Horn, of course, said he’s rooting for New Hampshire’s offense to score as many points and as often as possible this Saturday when the Wildcats visit James Madison for a 3:30 p.m. kickoff at Bridgeforth Stadium. But through two months of the season that hasn’t been the Wildcats’ recipe for success.
The UNH defense has held its opponents to 20 points or fewer in six of its eight games so far while the offense has failed to crack a 30-point performance in any game this year.
“You look at their scores,” JMU coach Curt Cignetti said. “They’ve won a lot of close games, 16-10, 17-14 and scores of that nature.”
The Wildcats lean on their defense, which has become one of the best in FCS limiting foes to 16.6 points per game, and more specifically their seasoned secondary geared on creating problems for opposing quarterbacks.
UNH’s 13 interceptions are the fourth most nationally and the most in the Colonial Athletic Association.
Horn, a junior, has four picks to lead the team and two came this past Saturday in the Wildcats’ come-from-behind win over Villanova. Another came when he registered a 50-yard interception return for a touchdown against Elon quarterback Davis Cheek last month.
Both UNH senior cornerback Prince Smith Jr., and senior safety Pop Lacey have two interceptions apiece – though Lacey missed the last three games due to a foot injury. Add in senior cornerback Isaiah Perkins, who has one interception this year, and those four have made up the Wildcats’ defensive backfield for the last three seasons.
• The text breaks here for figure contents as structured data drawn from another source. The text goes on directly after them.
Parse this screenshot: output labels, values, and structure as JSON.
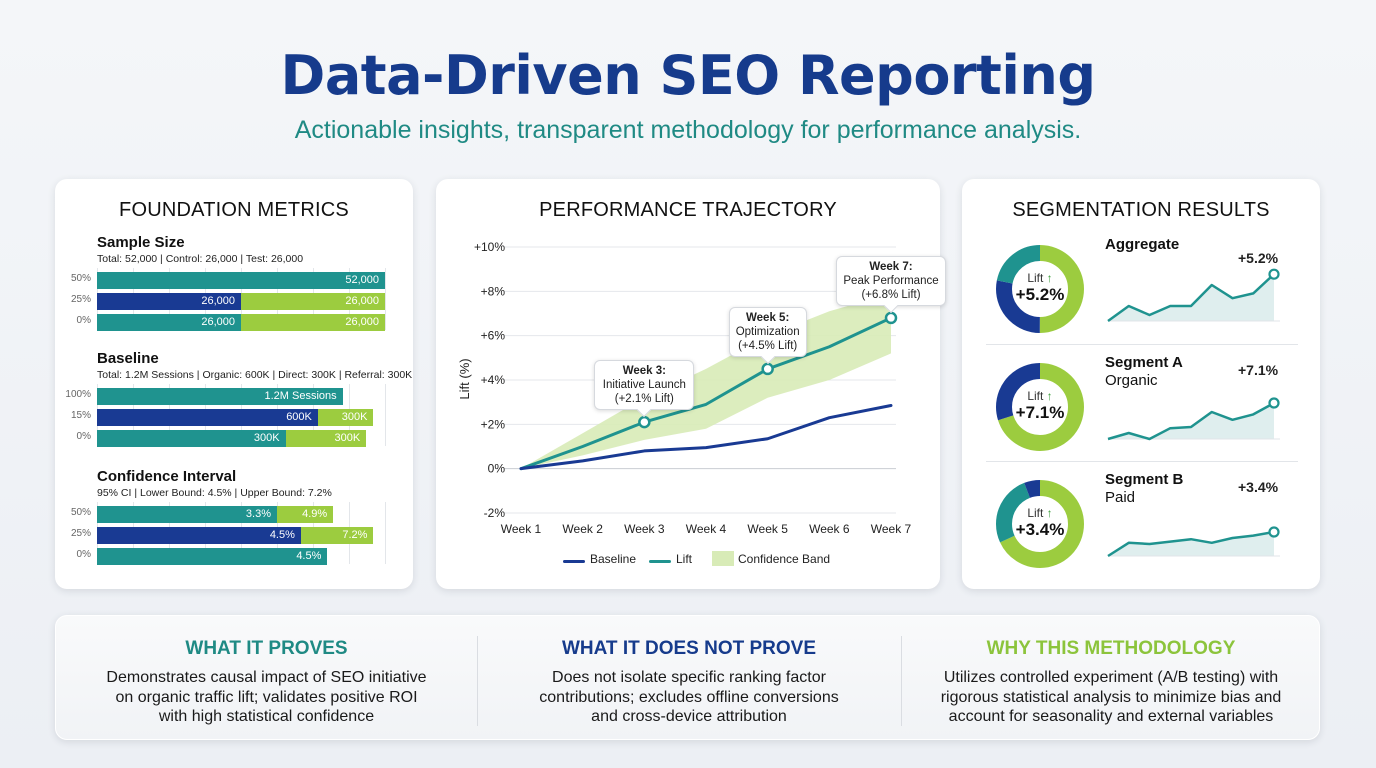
{
  "header": {
    "title": "Data-Driven SEO Reporting",
    "subtitle": "Actionable insights, transparent methodology for performance analysis."
  },
  "colors": {
    "navy": "#193a93",
    "teal": "#1f938f",
    "green": "#9ccc3f",
    "band": "#d8ebb7",
    "title": "#163b8c"
  },
  "foundation": {
    "title": "FOUNDATION METRICS",
    "sections": [
      {
        "heading": "Sample Size",
        "summary": "Total: 52,000 | Control: 26,000 | Test: 26,000",
        "rows": [
          {
            "label": "50%",
            "segments": [
              {
                "value": "52,000",
                "color": "teal",
                "width": 1.0
              }
            ]
          },
          {
            "label": "25%",
            "segments": [
              {
                "value": "26,000",
                "color": "navy",
                "width": 0.5
              },
              {
                "value": "26,000",
                "color": "green",
                "width": 0.5
              }
            ]
          },
          {
            "label": "0%",
            "segments": [
              {
                "value": "26,000",
                "color": "teal",
                "width": 0.5
              },
              {
                "value": "26,000",
                "color": "green",
                "width": 0.5
              }
            ]
          }
        ]
      },
      {
        "heading": "Baseline",
        "summary": "Total: 1.2M Sessions | Organic: 600K | Direct: 300K | Referral: 300K",
        "rows": [
          {
            "label": "100%",
            "segments": [
              {
                "value": "1.2M Sessions",
                "color": "teal",
                "width": 0.853
              }
            ]
          },
          {
            "label": "15%",
            "segments": [
              {
                "value": "600K",
                "color": "navy",
                "width": 0.767
              },
              {
                "value": "300K",
                "color": "green",
                "width": 0.193
              }
            ]
          },
          {
            "label": "0%",
            "segments": [
              {
                "value": "300K",
                "color": "teal",
                "width": 0.655
              },
              {
                "value": "300K",
                "color": "green",
                "width": 0.28
              }
            ]
          }
        ]
      },
      {
        "heading": "Confidence Interval",
        "summary": "95% CI | Lower Bound: 4.5% | Upper Bound: 7.2%",
        "rows": [
          {
            "label": "50%",
            "segments": [
              {
                "value": "3.3%",
                "color": "teal",
                "width": 0.625
              },
              {
                "value": "4.9%",
                "color": "green",
                "width": 0.195
              }
            ]
          },
          {
            "label": "25%",
            "segments": [
              {
                "value": "4.5%",
                "color": "navy",
                "width": 0.708
              },
              {
                "value": "7.2%",
                "color": "green",
                "width": 0.252
              }
            ]
          },
          {
            "label": "0%",
            "segments": [
              {
                "value": "4.5%",
                "color": "teal",
                "width": 0.8
              }
            ]
          }
        ]
      }
    ]
  },
  "chart_data": {
    "type": "line",
    "title": "PERFORMANCE TRAJECTORY",
    "xlabel": "",
    "ylabel": "Lift (%)",
    "x": [
      "Week 1",
      "Week 2",
      "Week 3",
      "Week 4",
      "Week 5",
      "Week 6",
      "Week 7"
    ],
    "ylim": [
      -2,
      10
    ],
    "yticks": [
      -2,
      0,
      2,
      4,
      6,
      8,
      10
    ],
    "ytick_labels": [
      "-2%",
      "0%",
      "+2%",
      "+4%",
      "+6%",
      "+8%",
      "+10%"
    ],
    "grid": true,
    "series": [
      {
        "name": "Baseline",
        "color": "#193a93",
        "values": [
          0,
          0.35,
          0.8,
          0.95,
          1.35,
          2.3,
          2.85
        ]
      },
      {
        "name": "Lift",
        "color": "#1f938f",
        "values": [
          0,
          1.0,
          2.1,
          2.9,
          4.5,
          5.5,
          6.8
        ]
      }
    ],
    "band": {
      "name": "Confidence Band",
      "color": "#d8ebb7",
      "upper": [
        0,
        1.6,
        3.2,
        4.5,
        6.0,
        7.1,
        7.9
      ],
      "lower": [
        0,
        0.6,
        1.3,
        1.8,
        3.2,
        4.0,
        5.2
      ]
    },
    "legend": [
      "Baseline",
      "Lift",
      "Confidence Band"
    ],
    "legend_position": "bottom",
    "annotations": [
      {
        "week_index": 2,
        "title": "Week 3:",
        "line1": "Initiative Launch",
        "line2": "(+2.1% Lift)",
        "value": 2.1
      },
      {
        "week_index": 4,
        "title": "Week 5:",
        "line1": "Optimization",
        "line2": "(+4.5% Lift)",
        "value": 4.5
      },
      {
        "week_index": 6,
        "title": "Week 7:",
        "line1": "Peak Performance",
        "line2": "(+6.8% Lift)",
        "value": 6.8
      }
    ]
  },
  "segmentation": {
    "title": "SEGMENTATION RESULTS",
    "lift_label": "Lift",
    "segments": [
      {
        "name": "Aggregate",
        "desc": "",
        "lift": "+5.2%",
        "donut": [
          {
            "color": "green",
            "fraction": 0.5
          },
          {
            "color": "navy",
            "fraction": 0.28
          },
          {
            "color": "teal",
            "fraction": 0.22
          }
        ],
        "spark": [
          0,
          2.5,
          1,
          2.5,
          2.5,
          6,
          3.8,
          4.6,
          7.8
        ]
      },
      {
        "name": "Segment A",
        "desc": "Organic",
        "lift": "+7.1%",
        "donut": [
          {
            "color": "green",
            "fraction": 0.7
          },
          {
            "color": "navy",
            "fraction": 0.3
          }
        ],
        "spark": [
          0,
          1,
          0,
          1.8,
          2,
          4.5,
          3.2,
          4.1,
          6
        ]
      },
      {
        "name": "Segment B",
        "desc": "Paid",
        "lift": "+3.4%",
        "donut": [
          {
            "color": "green",
            "fraction": 0.68
          },
          {
            "color": "teal",
            "fraction": 0.26
          },
          {
            "color": "navy",
            "fraction": 0.06
          }
        ],
        "spark": [
          0,
          2.2,
          2,
          2.4,
          2.8,
          2.2,
          3,
          3.4,
          4
        ]
      }
    ]
  },
  "bottom": [
    {
      "heading": "WHAT IT PROVES",
      "color": "#1f8a84",
      "lines": [
        "Demonstrates causal impact of SEO initiative",
        "on organic traffic lift; validates positive ROI",
        "with high statistical confidence"
      ]
    },
    {
      "heading": "WHAT IT DOES NOT PROVE",
      "color": "#163b8c",
      "lines": [
        "Does not isolate specific ranking factor",
        "contributions; excludes offline conversions",
        "and cross-device attribution"
      ]
    },
    {
      "heading": "WHY THIS METHODOLOGY",
      "color": "#8cc43c",
      "lines": [
        "Utilizes controlled experiment (A/B testing) with",
        "rigorous statistical analysis to minimize bias and",
        "account for seasonality and external variables"
      ]
    }
  ]
}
They have combined for 15 pass breakups.
“First and foremost it starts with our defensive coordinator, John Lyons,” Wildcats interim coach Ricky Santos said. Lyons, the former coach at Dartmouth, is in his ninth year as defensive coordinator and defensive backs coach for New Hampshire.
“He’s been around this program for a long time,” Santos said. “And he’s been successful everywhere he’s been, so I think he does a good job putting our guys in the right position and then we have some veterans back there that understand that the moment is not too big for them. They’ve played a lot of meaningful football here, so I think those things play into it.”
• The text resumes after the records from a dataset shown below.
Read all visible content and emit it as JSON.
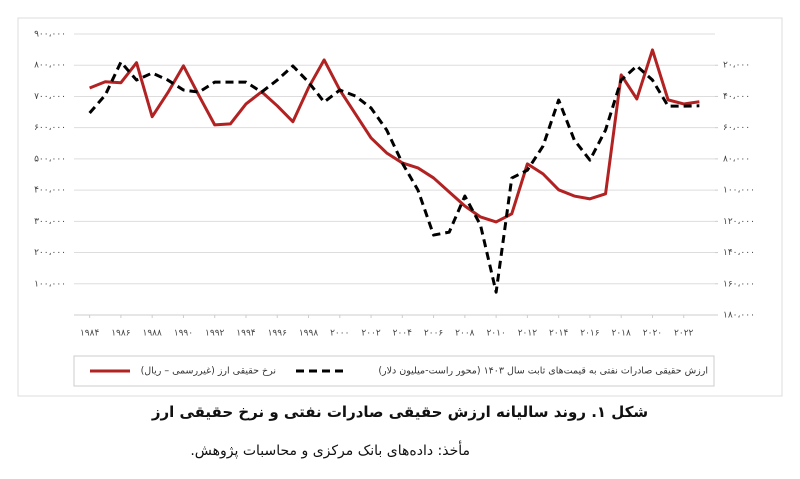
{
  "chart_data": {
    "type": "line",
    "caption": "شکل ۱. روند سالیانه ارزش حقیقی صادرات نفتی و نرخ حقیقی ارز",
    "source": "مأخذ: داده‌های بانک مرکزی و محاسبات پژوهش.",
    "x": [
      1984,
      1985,
      1986,
      1987,
      1988,
      1989,
      1990,
      1991,
      1992,
      1993,
      1994,
      1995,
      1996,
      1997,
      1998,
      1999,
      2000,
      2001,
      2002,
      2003,
      2004,
      2005,
      2006,
      2007,
      2008,
      2009,
      2010,
      2011,
      2012,
      2013,
      2014,
      2015,
      2016,
      2017,
      2018,
      2019,
      2020,
      2021,
      2022,
      2023
    ],
    "xlim": [
      1983,
      2024
    ],
    "xticks": [
      {
        "value": 1984,
        "label": "۱۹۸۴"
      },
      {
        "value": 1986,
        "label": "۱۹۸۶"
      },
      {
        "value": 1988,
        "label": "۱۹۸۸"
      },
      {
        "value": 1990,
        "label": "۱۹۹۰"
      },
      {
        "value": 1992,
        "label": "۱۹۹۲"
      },
      {
        "value": 1994,
        "label": "۱۹۹۴"
      },
      {
        "value": 1996,
        "label": "۱۹۹۶"
      },
      {
        "value": 1998,
        "label": "۱۹۹۸"
      },
      {
        "value": 2000,
        "label": "۲۰۰۰"
      },
      {
        "value": 2002,
        "label": "۲۰۰۲"
      },
      {
        "value": 2004,
        "label": "۲۰۰۴"
      },
      {
        "value": 2006,
        "label": "۲۰۰۶"
      },
      {
        "value": 2008,
        "label": "۲۰۰۸"
      },
      {
        "value": 2010,
        "label": "۲۰۱۰"
      },
      {
        "value": 2012,
        "label": "۲۰۱۲"
      },
      {
        "value": 2014,
        "label": "۲۰۱۴"
      },
      {
        "value": 2016,
        "label": "۲۰۱۶"
      },
      {
        "value": 2018,
        "label": "۲۰۱۸"
      },
      {
        "value": 2020,
        "label": "۲۰۲۰"
      },
      {
        "value": 2022,
        "label": "۲۰۲۲"
      }
    ],
    "ylim": [
      0,
      900000
    ],
    "yticks": [
      {
        "value": 100000,
        "label": "۱۰۰،۰۰۰"
      },
      {
        "value": 200000,
        "label": "۲۰۰،۰۰۰"
      },
      {
        "value": 300000,
        "label": "۳۰۰،۰۰۰"
      },
      {
        "value": 400000,
        "label": "۴۰۰،۰۰۰"
      },
      {
        "value": 500000,
        "label": "۵۰۰،۰۰۰"
      },
      {
        "value": 600000,
        "label": "۶۰۰،۰۰۰"
      },
      {
        "value": 700000,
        "label": "۷۰۰،۰۰۰"
      },
      {
        "value": 800000,
        "label": "۸۰۰،۰۰۰"
      },
      {
        "value": 900000,
        "label": "۹۰۰،۰۰۰"
      }
    ],
    "y2lim": [
      180000,
      0
    ],
    "y2ticks": [
      {
        "value": 20000,
        "label": "۲۰،۰۰۰"
      },
      {
        "value": 40000,
        "label": "۴۰،۰۰۰"
      },
      {
        "value": 60000,
        "label": "۶۰،۰۰۰"
      },
      {
        "value": 80000,
        "label": "۸۰،۰۰۰"
      },
      {
        "value": 100000,
        "label": "۱۰۰،۰۰۰"
      },
      {
        "value": 120000,
        "label": "۱۲۰،۰۰۰"
      },
      {
        "value": 140000,
        "label": "۱۴۰،۰۰۰"
      },
      {
        "value": 160000,
        "label": "۱۶۰،۰۰۰"
      },
      {
        "value": 180000,
        "label": "۱۸۰،۰۰۰"
      }
    ],
    "grid": true,
    "series": [
      {
        "name": "نرخ حقیقی ارز (غیررسمی – ریال)",
        "color": "#b22222",
        "dash": false,
        "axis": "y",
        "values": [
          727000,
          747000,
          744000,
          808000,
          635000,
          712000,
          798000,
          702000,
          609000,
          612000,
          676000,
          715000,
          670000,
          619000,
          728000,
          817000,
          721000,
          644000,
          567000,
          519000,
          487000,
          471000,
          439000,
          394000,
          349000,
          314000,
          298000,
          324000,
          484000,
          452000,
          401000,
          381000,
          372000,
          388000,
          769000,
          692000,
          849000,
          689000,
          676000,
          683000
        ]
      },
      {
        "name": "ارزش حقیقی صادرات نفتی به قیمت‌های ثابت سال ۱۴۰۳ (محور راست-میلیون دلار)",
        "color": "#000000",
        "dash": true,
        "axis": "y2",
        "values": [
          50600,
          39100,
          18000,
          29500,
          25000,
          29500,
          35900,
          37200,
          30800,
          30800,
          30800,
          37200,
          29500,
          20500,
          30800,
          43600,
          35900,
          39700,
          47400,
          61500,
          82700,
          100000,
          128800,
          126900,
          103800,
          122400,
          165400,
          92300,
          87200,
          71800,
          42300,
          67900,
          80800,
          61500,
          29500,
          20500,
          29500,
          46200,
          46200,
          46000
        ]
      }
    ]
  }
}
Santos said him, Lyons and the rest of the defensive staff put stress on their defensive backs in practice repeatedly that they handle well in drills, which makes for an easy transition to Saturdays.
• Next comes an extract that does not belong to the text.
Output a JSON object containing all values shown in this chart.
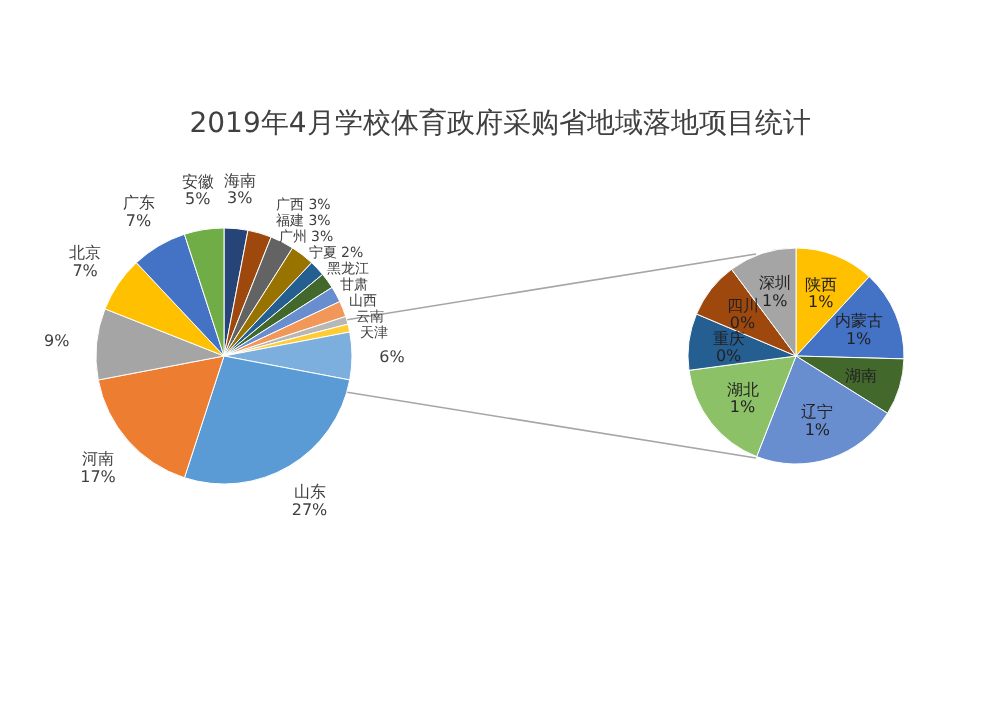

“We do turnover circuits every day,” Santos said. “We do a lot of competitive one-on-one blitz drills where we’re forcing them to play coverage and understand what’s going on, so I think we do a good job as coaches of putting them in situations, and then they’re also guys that have been in the moments that can make plays.”
Horn said since training camp started in August, he’s sensed the staff has given more responsibilities to him, Lacey, Perkins and Smith Jr.
“They wanted to make things more simple for the linebackers,” Horn said. “The most veteran guy we have is [linebacker] Mike Balsamo. He’s our senior captain and leader, but they wanted to make it simple for guys like [freshman linebacker] Oleh Manzyk when he came in, so he could get up to speed with the defense. Obviously, in high school playing defense is way different than college, so he was just learning, learning and learning and he’s still learning now, but he’s starting to grasp things better and with our help in the secondary, if we see something wrong we can help him out and tell him what to do.
“We’ve seen most of the offenses in the CAA, so it’s big time that it’s been the same four guys back there for the last three years at UNH.”
Cignetti said Horn and the New Hampshire defensive backs along with Lyons’ smarts make it difficult to move the football and protect it against the Wildcats.
“They have a changed a little bit schematically from what they’ve done in the past,” Cignetti said, “in terms of some new blitzes and coverages.
“They’ve got a veteran secondary, so I think they feel they can do a lot more. They’re keeping you off balance a lot with the calls, but the thing about New Hampshire is that they’re very disciplined. Guys are in the right gaps. They fit the gaps right. They do a good job with their underneath coverage. They do a nice job with their pass rush. They got the blitzes to keep you off balance. They’re a tremendous challenge.”